Rent Guidelines Board expected to vote in favor of rent increases

June 22, 2017

Photo via Wikimedia Commons

Following two years of rent freezes, the city’s Rent Guidelines Board will take a final vote on Tuesday to determine whether or not rents will be increased by at least one percent. Earlier this year in April, the board voted to increase rents by one to three percent for one-year leases and four percent for two-year leases in a preliminary vote. According to the Wall Street Journal, the board released a study that showed landlord costs rose in the past year, a shift that landlords say warrants an increase in rents on new leases that take effect on or after Oct. 1.

To measure rental affordability, experts look at the percentage of income spent on rent. According to the latest census data, this percentage in New York City declined to its lowest level in five years.
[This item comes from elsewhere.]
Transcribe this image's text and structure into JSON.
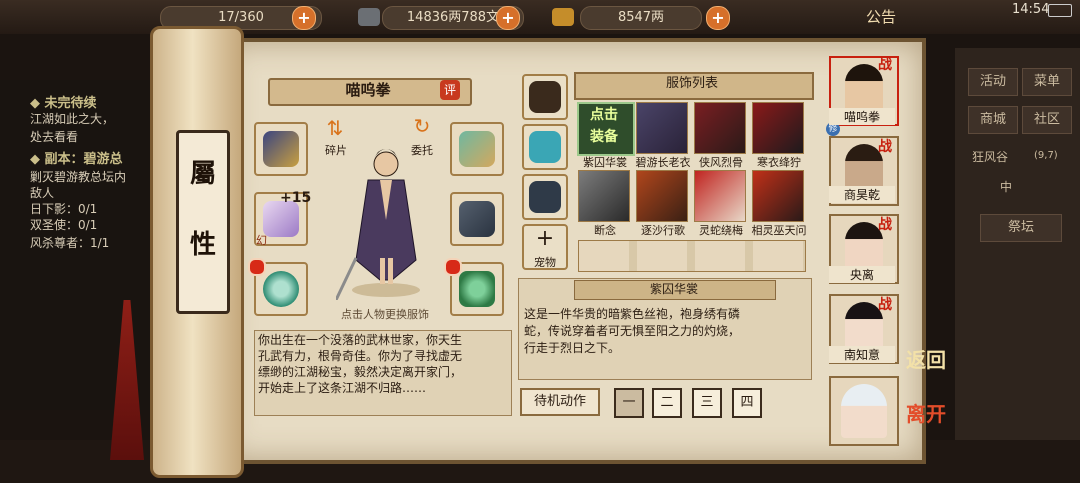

Census figures also show that in 2015, 32 percent of New Yorkers’ income went to rent and utilities, compared with 32.7 percent in 2014. Costs for landlords jumped 6.2 percent and property taxes rose 7.8 percent, according to the board’s study.

The board is made up of five public members who often vote together, and two tenants and two owner representatives. Landlords say these members have favored tenants under Mayor de Blasio in the past and have starved buildings struggling with paying for upkeep. Jack Freund, the executive vice president of the Rent Stabilization Association, told the WSJ: “The tenants are on a tear because they are playing the game on home turf.”

Under De Blasio, who ran for office on the promise of a rent freeze, rents on one-year leases have gone up a total of one percent over three years because of a one percent increase adopted soon after he took office by a board member appointed by former Mayor Bloomberg. Building owners sued after last year’s rent freeze, saying the process was politically motivated. The complaint was tossed out in March by a New York State Supreme Court.